What Is the Main Idea?
It has been suggested that if a woman takes probiotic supplements during pregnancy then this could help reduce the chances of the child developing an allergy. However, there is not enough high-quality research to test or support this theory. The authors of the open-access research article “OFFSPRING: A SPRING Follow-Up Study Assessing the Efficacy of Maternal Probiotics and Allergic Disease in the Child”, published in the journal International Archives of Allergy and Immunology, aimed to find out more.
What Else Can You Learn?
You can learn about common allergic diseases that children experience and also find out about the microbiota and probiotics.
If a mother takes probiotic supplements when pregnant, this does not appear to have any health benefit for the child.
What Is Allergic Disease?
Allergic diseases are a type of immune problem. They include asthma (affecting the lungs), allergic rhinitis/hay fever (affecting the nose area), eczema (affecting the skin), and also allergies to foods, insects (such as bee stings), and medicines.
Allergic diseases are some of the most common health problems for children, even though they are not spreadable from person to person. At the moment, about 1 in every 3 children experience an allergic disease. Unfortunately allergic diseases are becoming more common in children all around the world.
What Causes Allergic Diseases?
It is agreed that there are many causes of allergic diseases. These causes include genetics, diet, medicines (such as antibiotic use), and environment problems (such as air pollution or mold in the home). There is some proof that environment problems may affect a baby before it is born (for example, when a pregnant mother breathes polluted air).
What Is the Microbiome?
The microbiome is the name for tiny organisms that live together. These include bacteria, fungi and viruses. Microbiomes are a good thing, and exist naturally in the environment. Microbiomes also exist on our skin and inside our body (such as in the gut) and are sometimes called “good bacteria”. Our microbiome helps to keep our body healthy. Even unborn babies have a microbiome. In fact, research has shown that the “contents” of the microbiome in unborn babies may affect their immunity after they are born.
What Are Probiotics?
Probiotics are supplements (e.g., pills, capsules, liquids) or foods (e.g., some yoghurts and fermented cabbage) that contain live “good” bacteria, like those that are found in the body’s natural microbiome. The probiotics used for the research in this paper contained bacteria from groups called Lactobacillus rhamnosus GG and Bifidobacterium lactis BB12.
Why Take Probiotics during Pregnancy?
Some scientists have suggested the idea that, if a mother takes probiotic supplements when pregnant, this could have a good effect on the baby’s microbiota, which could then help prevent the baby having an allergic disease once born. At the moment, the World Allergy Organization (WAO) recommends this for pregnant women who have a high chance of their baby having an allergic disease.

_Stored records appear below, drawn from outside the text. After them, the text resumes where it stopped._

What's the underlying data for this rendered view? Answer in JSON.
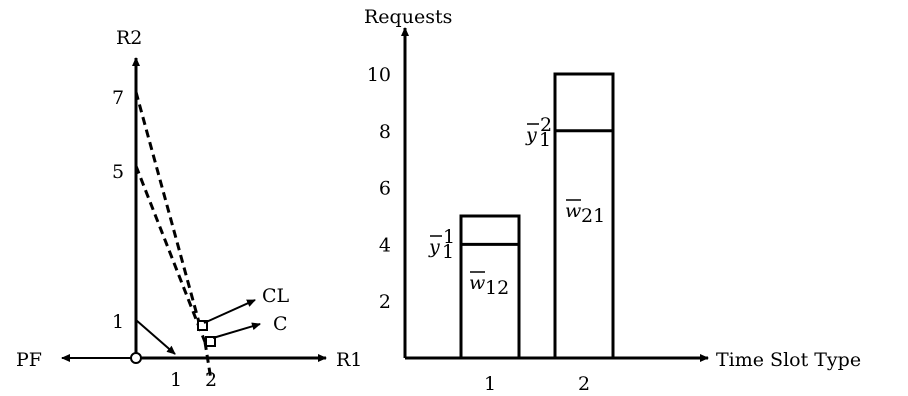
{
  "left_diagram": {
    "y_axis_label": "R2",
    "x_axis_label": "R1",
    "left_label": "PF",
    "y_ticks": [
      "7",
      "5",
      "1"
    ],
    "x_ticks": [
      "1",
      "2"
    ],
    "point_labels": [
      "CL",
      "C"
    ]
  },
  "chart_data": {
    "type": "bar",
    "categories": [
      "1",
      "2"
    ],
    "values": [
      5,
      10
    ],
    "split_values": [
      4,
      8
    ],
    "ylabel": "Requests",
    "xlabel": "Time Slot Type",
    "ylim": [
      0,
      10
    ],
    "y_ticks": [
      "2",
      "4",
      "6",
      "8",
      "10"
    ],
    "annotations": {
      "upper": [
        {
          "base": "y",
          "sub": "1",
          "sup": "1"
        },
        {
          "base": "y",
          "sub": "1",
          "sup": "2"
        }
      ],
      "lower": [
        {
          "base": "w",
          "sub": "12"
        },
        {
          "base": "w",
          "sub": "21"
        }
      ]
    }
  }
}
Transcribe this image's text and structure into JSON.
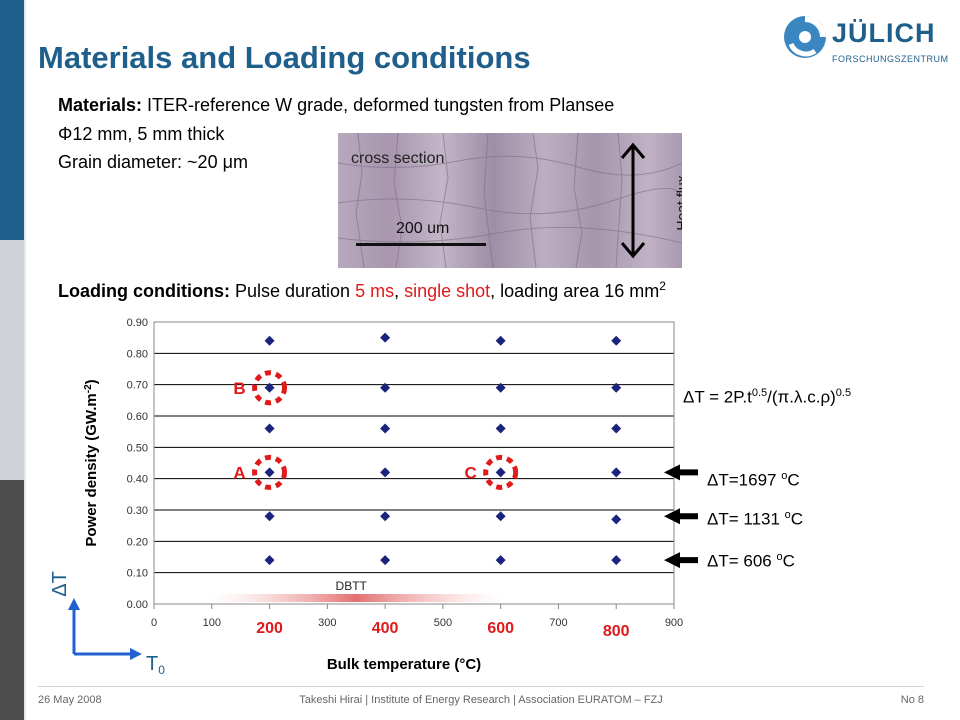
{
  "slide": {
    "title": "Materials and Loading conditions",
    "materials_label": "Materials:",
    "materials_text": " ITER-reference W grade, deformed tungsten from Plansee",
    "line2": "Φ12 mm, 5 mm thick",
    "line3": "Grain diameter: ~20 μm",
    "loading_label": "Loading conditions:",
    "loading_text_1": " Pulse duration ",
    "loading_red_1": "5 ms",
    "loading_text_2": ", ",
    "loading_red_2": "single shot",
    "loading_text_3": ", loading area 16 mm",
    "loading_sup": "2"
  },
  "logo": {
    "text": "JÜLICH",
    "sub": "FORSCHUNGSZENTRUM"
  },
  "photo": {
    "cross_label": "cross section",
    "scale_label": "200 um",
    "flux_label": "Heat flux"
  },
  "formula": {
    "lhs": "ΔT = 2P.t",
    "exp1": "0.5",
    "mid": "/(π.λ.c.ρ)",
    "exp2": "0.5"
  },
  "delta_t_labels": [
    {
      "prefix": "ΔT=1697 ",
      "sup": "o",
      "unit": "C",
      "y": 0.42
    },
    {
      "prefix": "ΔT= 1131 ",
      "sup": "o",
      "unit": "C",
      "y": 0.28
    },
    {
      "prefix": "ΔT= 606 ",
      "sup": "o",
      "unit": "C",
      "y": 0.14
    }
  ],
  "axes_hint": {
    "delta_t": "ΔT",
    "t0": "T",
    "t0_sub": "0"
  },
  "chart_data": {
    "type": "scatter",
    "xlabel": "Bulk temperature (°C)",
    "ylabel": "Power density (GW.m",
    "ylabel_sup": "-2",
    "ylabel_close": ")",
    "xlim": [
      0,
      900
    ],
    "ylim": [
      0,
      0.9
    ],
    "x_ticks": [
      "0",
      "100",
      "200",
      "300",
      "400",
      "500",
      "600",
      "700",
      "800",
      "900"
    ],
    "x_ticks_highlight": [
      "200",
      "400",
      "600",
      "800"
    ],
    "y_ticks": [
      "0.00",
      "0.10",
      "0.20",
      "0.30",
      "0.40",
      "0.50",
      "0.60",
      "0.70",
      "0.80",
      "0.90"
    ],
    "grid": "horizontal",
    "marker_color": "#1a237e",
    "points": [
      [
        200,
        0.14
      ],
      [
        400,
        0.14
      ],
      [
        600,
        0.14
      ],
      [
        800,
        0.14
      ],
      [
        200,
        0.28
      ],
      [
        400,
        0.28
      ],
      [
        600,
        0.28
      ],
      [
        800,
        0.27
      ],
      [
        200,
        0.42
      ],
      [
        400,
        0.42
      ],
      [
        600,
        0.42
      ],
      [
        800,
        0.42
      ],
      [
        200,
        0.56
      ],
      [
        400,
        0.56
      ],
      [
        600,
        0.56
      ],
      [
        800,
        0.56
      ],
      [
        200,
        0.69
      ],
      [
        400,
        0.69
      ],
      [
        600,
        0.69
      ],
      [
        800,
        0.69
      ],
      [
        200,
        0.84
      ],
      [
        400,
        0.85
      ],
      [
        600,
        0.84
      ],
      [
        800,
        0.84
      ]
    ],
    "annotations": [
      {
        "label": "A",
        "x": 200,
        "y": 0.42
      },
      {
        "label": "B",
        "x": 200,
        "y": 0.69
      },
      {
        "label": "C",
        "x": 600,
        "y": 0.42
      }
    ],
    "dbtt": {
      "label": "DBTT",
      "x_from": 100,
      "x_to": 600
    }
  },
  "footer": {
    "date": "26 May 2008",
    "center": "Takeshi Hirai | Institute of Energy Research | Association EURATOM – FZJ",
    "page": "No 8"
  }
}
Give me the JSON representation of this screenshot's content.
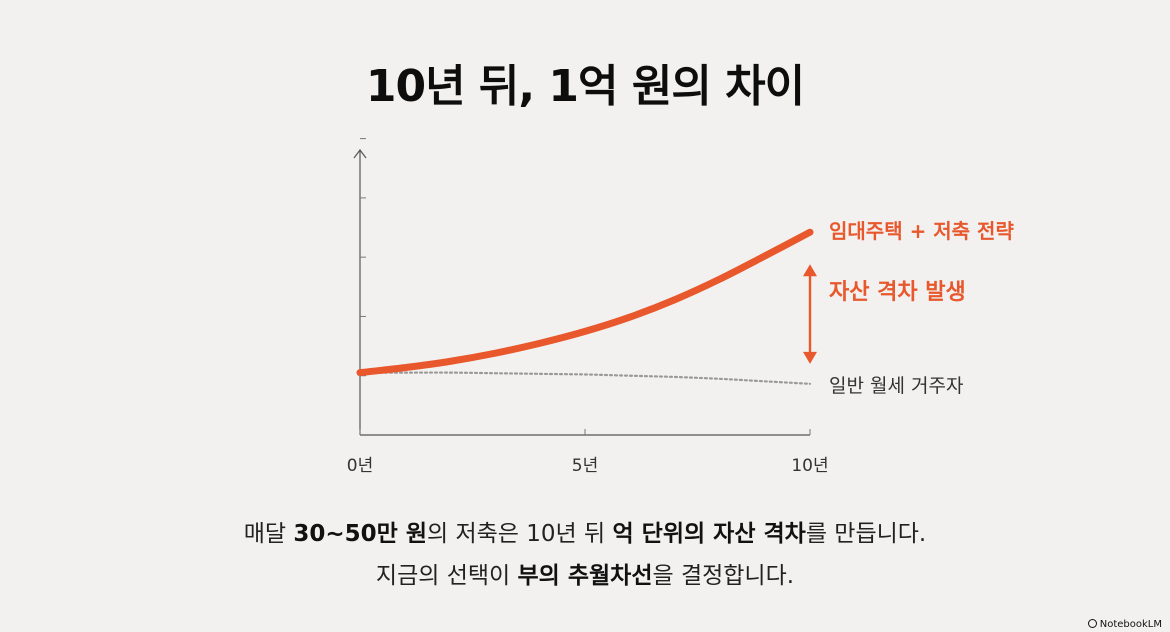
{
  "title": "10년 뒤, 1억 원의 차이",
  "chart_data": {
    "type": "line",
    "x": [
      0,
      1,
      2,
      3,
      4,
      5,
      6,
      7,
      8,
      9,
      10
    ],
    "x_unit": "년",
    "tick_labels": [
      "0년",
      "5년",
      "10년"
    ],
    "tick_values": [
      0,
      5,
      10
    ],
    "y_tick_count": 5,
    "ylim": [
      0,
      5
    ],
    "series": [
      {
        "name": "임대주택 + 저축 전략",
        "values": [
          1.0,
          1.08,
          1.18,
          1.31,
          1.47,
          1.66,
          1.89,
          2.17,
          2.5,
          2.87,
          3.25
        ],
        "color": "#e8582c",
        "style": "solid"
      },
      {
        "name": "일반 월세 거주자",
        "values": [
          1.0,
          1.0,
          1.0,
          0.99,
          0.98,
          0.97,
          0.95,
          0.93,
          0.9,
          0.86,
          0.82
        ],
        "color": "#9a9a9a",
        "style": "dotted"
      }
    ],
    "annotation": "자산 격차 발생",
    "accent_color": "#e8582c",
    "grid": false
  },
  "caption": {
    "line1": {
      "a": "매달 ",
      "b": "30~50만 원",
      "c": "의 저축은 10년 뒤 ",
      "d": "억 단위의 자산 격차",
      "e": "를 만듭니다."
    },
    "line2": {
      "a": "지금의 선택이 ",
      "b": "부의 추월차선",
      "c": "을 결정합니다."
    }
  },
  "brand": "NotebookLM"
}
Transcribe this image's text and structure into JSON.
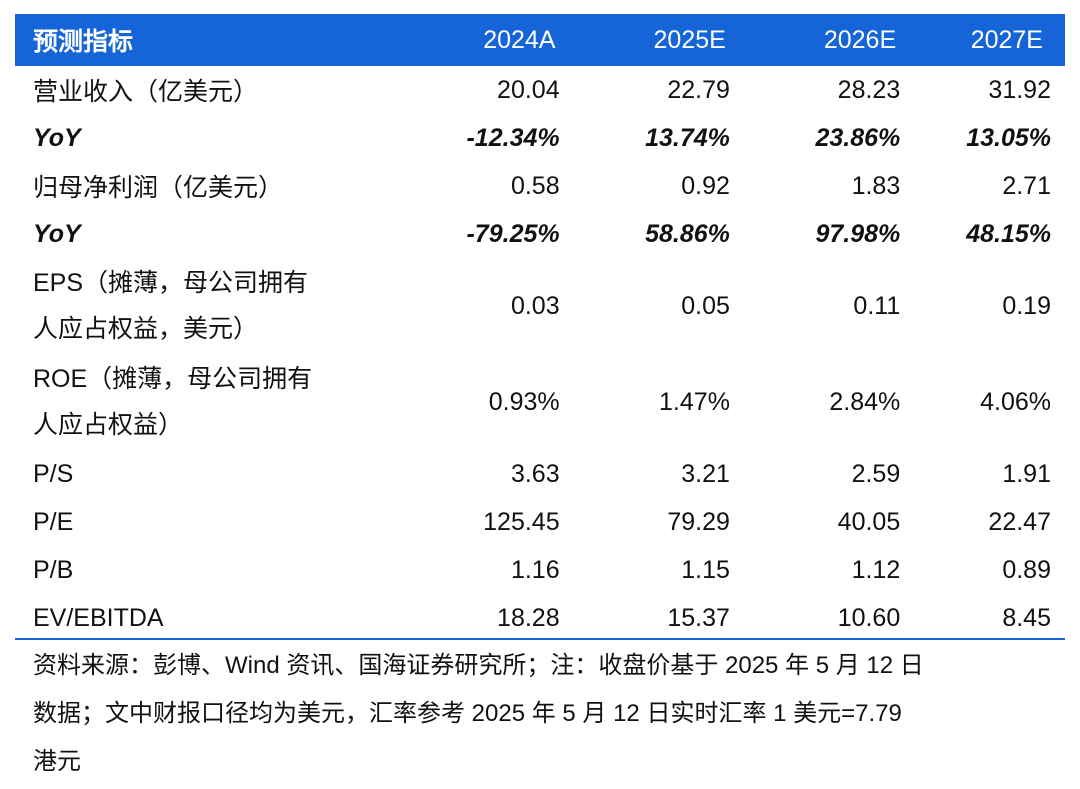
{
  "header": {
    "label": "预测指标",
    "years": [
      "2024A",
      "2025E",
      "2026E",
      "2027E"
    ]
  },
  "rows": [
    {
      "label": "营业收入（亿美元）",
      "values": [
        "20.04",
        "22.79",
        "28.23",
        "31.92"
      ]
    },
    {
      "label": "YoY",
      "values": [
        "-12.34%",
        "13.74%",
        "23.86%",
        "13.05%"
      ]
    },
    {
      "label": "归母净利润（亿美元）",
      "values": [
        "0.58",
        "0.92",
        "1.83",
        "2.71"
      ]
    },
    {
      "label": "YoY",
      "values": [
        "-79.25%",
        "58.86%",
        "97.98%",
        "48.15%"
      ]
    },
    {
      "label_line1": "EPS（摊薄，母公司拥有",
      "label_line2": "人应占权益，美元）",
      "values": [
        "0.03",
        "0.05",
        "0.11",
        "0.19"
      ]
    },
    {
      "label_line1": "ROE（摊薄，母公司拥有",
      "label_line2": "人应占权益）",
      "values": [
        "0.93%",
        "1.47%",
        "2.84%",
        "4.06%"
      ]
    },
    {
      "label": "P/S",
      "values": [
        "3.63",
        "3.21",
        "2.59",
        "1.91"
      ]
    },
    {
      "label": "P/E",
      "values": [
        "125.45",
        "79.29",
        "40.05",
        "22.47"
      ]
    },
    {
      "label": "P/B",
      "values": [
        "1.16",
        "1.15",
        "1.12",
        "0.89"
      ]
    },
    {
      "label": "EV/EBITDA",
      "values": [
        "18.28",
        "15.37",
        "10.60",
        "8.45"
      ]
    }
  ],
  "note": {
    "line1": "资料来源：彭博、Wind 资讯、国海证券研究所；注：收盘价基于 2025 年 5 月 12 日",
    "line2": "数据；文中财报口径均为美元，汇率参考 2025 年 5 月 12 日实时汇率 1 美元=7.79",
    "line3": "港元"
  },
  "colors": {
    "header_bg": "#1565d8",
    "header_text": "#ffffff",
    "rule": "#1565d8"
  }
}
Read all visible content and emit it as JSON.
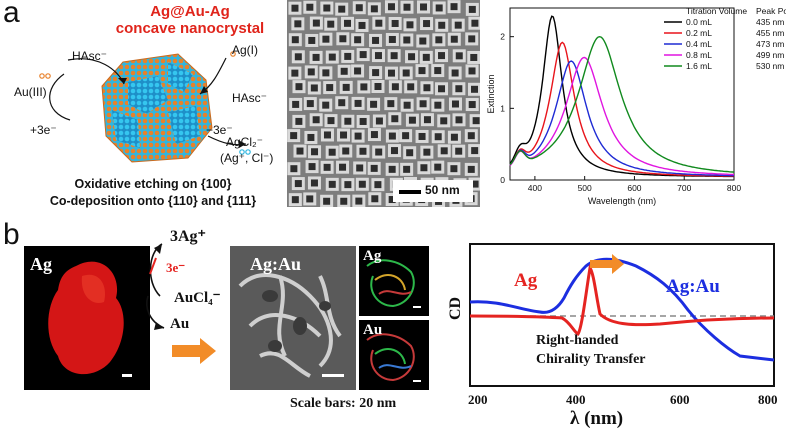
{
  "panel_a": {
    "letter": "a",
    "title_line1": "Ag@Au-Ag",
    "title_line2": "concave nanocrystal",
    "labels": {
      "hasc_top": "HAsc⁻",
      "ag_i": "Ag(I)",
      "au_iii": "Au(III)",
      "plus3e": "+3e⁻",
      "hasc_right": "HAsc⁻",
      "minus3e": "−3e⁻",
      "agcl2": "AgCl₂⁻",
      "ag_cl": "(Ag⁺, Cl⁻)"
    },
    "caption_line1": "Oxidative etching on {100}",
    "caption_line2": "Co-deposition onto {110} and {111}",
    "scale_bar": "50 nm"
  },
  "panel_b": {
    "letter": "b",
    "ag_label": "Ag",
    "reaction": {
      "product": "3Ag⁺",
      "electrons": "3e⁻",
      "reactant": "AuCl₄⁻",
      "au": "Au"
    },
    "agau_label": "Ag:Au",
    "map_ag": "Ag",
    "map_au": "Au",
    "scale_note": "Scale bars: 20 nm",
    "cd": {
      "ylabel": "CD",
      "xlabel": "λ (nm)",
      "ag_series": "Ag",
      "agau_series": "Ag:Au",
      "note_line1": "Right-handed",
      "note_line2": "Chirality Transfer",
      "xticks": [
        "200",
        "400",
        "600",
        "800"
      ]
    }
  },
  "chart_data": {
    "type": "line",
    "xlabel": "Wavelength (nm)",
    "ylabel": "Extinction",
    "xlim": [
      350,
      800
    ],
    "ylim": [
      0,
      2.4
    ],
    "xticks": [
      400,
      500,
      600,
      700,
      800
    ],
    "yticks": [
      0,
      1,
      2
    ],
    "legend_title": "Titration Volume",
    "legend_title2": "Peak Position",
    "legend_position": "top-right",
    "series": [
      {
        "name": "0.0 mL",
        "peak": "435 nm",
        "color": "#000000",
        "peak_nm": 435,
        "height": 2.25,
        "width": 24
      },
      {
        "name": "0.2 mL",
        "peak": "455 nm",
        "color": "#e8141b",
        "peak_nm": 455,
        "height": 1.88,
        "width": 30
      },
      {
        "name": "0.4 mL",
        "peak": "473 nm",
        "color": "#1f2bd4",
        "peak_nm": 473,
        "height": 1.62,
        "width": 38
      },
      {
        "name": "0.8 mL",
        "peak": "499 nm",
        "color": "#e015e0",
        "peak_nm": 499,
        "height": 1.67,
        "width": 45
      },
      {
        "name": "1.6 mL",
        "peak": "530 nm",
        "color": "#118a1e",
        "peak_nm": 530,
        "height": 1.96,
        "width": 52
      }
    ]
  },
  "colors": {
    "title_red": "#e0241b",
    "arrow_orange": "#f28c28",
    "ag_red": "#e52421",
    "agau_blue": "#1c2ee0"
  }
}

What Do Researchers Already Know about Taking Probiotics during Pregnancy?
The researchers report that there is a knowledge gap about taking probiotics during pregnancy. This means that there is not enough research to be sure about the positive effects, or to know the details needed for treatment (such as how much to take). The researchers identified an opportunity to explore this theme further.
What Questions Did the Researchers Ask?
Previously, the researchers had studied a group of pregnant women taking probiotics to see if the probiotics reduced the development of a pregnancy complication known as gestational diabetes mellitus. This previous study divided the pregnant women into two groups. One group of women took probiotics and the second group did not (known as placebo). As is normal for this type of research, none of the women knew if they were taking a “real” probiotic supplement or a “fake”, so that psychological factors did not affect the results.1 The babies born to these women had grown up and were between 3 and 7 years old. The researchers could now study information about the children’s health and look for a connection with their mothers taking probiotic supplements or placebo.
How Did They Answer These Questions?
The researchers collected information on the children using internationally accepted scientific ways. They gained permission from the mothers and sent questionnaires to find out about the children’s health. The researchers received information about 107 children (no multiple births such as twins were included in the study).
What Did the Researchers Look for?
The researchers used scientific techniques to look for differences between the children whose mothers took probiotics, and the children whose mothers took no probiotics. They examined information about problems with allergic disease, frequency of other illnesses and hospital visits, and also problems such as autism spectrum disorder (ASD) and attention disorders (ADHD).
What Did the Researchers Find out?
The researchers found no differences between the children whose mothers took probiotics and those whose mothers took no probiotics.
Since this study looked at women who had a low chance of their baby having an allergic disease, the researchers identified that it is important to do further studies on women who have a high chance of their baby having an allergic disease. It is possible that a difference may be found for these women and babies.
Also, they state that studies with a larger number of women need to be done, in order to give stronger results. Similarly, they recommend that future research should aim to explore aspects such as the amount of probiotic taken, and at what stage of pregnancy.
1In the initial study it was concluded that probiotic use during pregnancy did not prevent gestational diabetes mellitus.